Suddenly, the girl's face turned white and, sitting up straight, she raised her eyes to the teacher standing over her desk.
"I believe class policy is that each student does her quiz alone. It is not a group project ... otherwise known as cheating. Do you agree?" The teacher said sternly.
"Of course, Mrs. Allen," Kelly stuttered.
"Well?" the teacher asked, hands on her hips.
"I was just asking her to borrow a pen," Janet cut in. "Mine ran out of ink."
"A reasonable excuse - if true," the teacher said. "But I'm a little dubious. It seems to me that should have taken you two all of three seconds. You ask ... she gives ... you go back to your quiz. I've been watching the two of you talk back and forth for quite a while. Now, why should that be?"
Janet looked at Kelly, who looked back at her and lowered her head. Then Kelly looked up at the teacher and said, "Because ... I said no."

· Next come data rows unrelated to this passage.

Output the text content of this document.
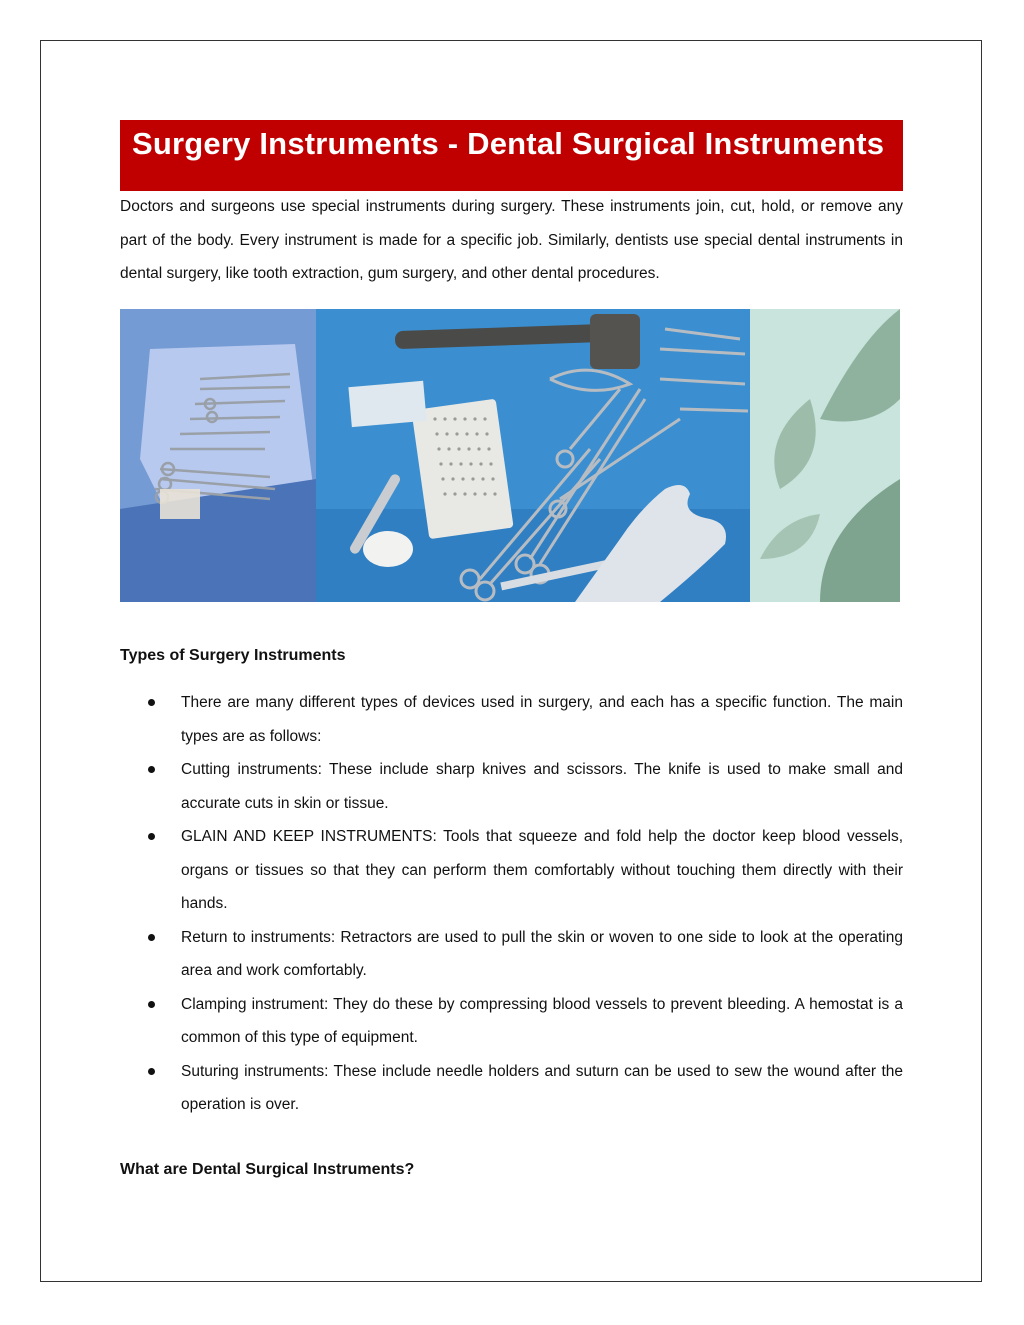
Surgery Instruments - Dental Surgical Instruments

Doctors and surgeons use special instruments during surgery. These instruments join, cut, hold, or remove any part of the body. Every instrument is made for a specific job. Similarly, dentists use special dental instruments in dental surgery, like tooth extraction, gum surgery, and other dental procedures.

Types of Surgery Instruments
There are many different types of devices used in surgery, and each has a specific function. The main types are as follows:
Cutting instruments: These include sharp knives and scissors. The knife is used to make small and accurate cuts in skin or tissue.
GLAIN AND KEEP INSTRUMENTS: Tools that squeeze and fold help the doctor keep blood vessels, organs or tissues so that they can perform them comfortably without touching them directly with their hands.
Return to instruments: Retractors are used to pull the skin or woven to one side to look at the operating area and work comfortably.
Clamping instrument: They do these by compressing blood vessels to prevent bleeding. A hemostat is a common of this type of equipment.
Suturing instruments: These include needle holders and suturn can be used to sew the wound after the operation is over.
What are Dental Surgical Instruments?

"So, if you didn't have an extra pen and told her so, there was no reason to keep talking, was there?"
Kelly was quiet for a moment, then said, "I did have one ... I just wouldn't let her use it." She unzipped her case and handed Janet a pen. "I'm sorry," she said.
"I think I've got the picture now," the teacher said. "Seems nobody cheated here, but," she looked at Kelly, "it looks to me that your studies on friendship could use a little more review."
Q. How did Kelly feel when Janet asked to borrow a pen?
A. She didn't want to share.
Q. How did she feel in the end?
A. She felt sorry she hadn't been more generous.
Q. What life-lesson could someone learn from this story?
A. When we have the chance to help someone else out - especially if we won't lose out by doing so - we should be generous and not hold back.
Q. Why didn't Kelly want to lend her pen?
A. It's human nature to feel stingy and not to want to share. However, we grow so much as people when we can learn to be generous to others.
Ages 10 and Up
Q. Is a person ethically obligated always to share his or her things?
A. A lot depends on the circumstances. However, in most cases, reasonable sharing is the right way to go.
Q. What else can the concept of 'generous' and 'stingy' apply to other than possessions?
A. We also have to choose how generous to be with our time, skills and energy.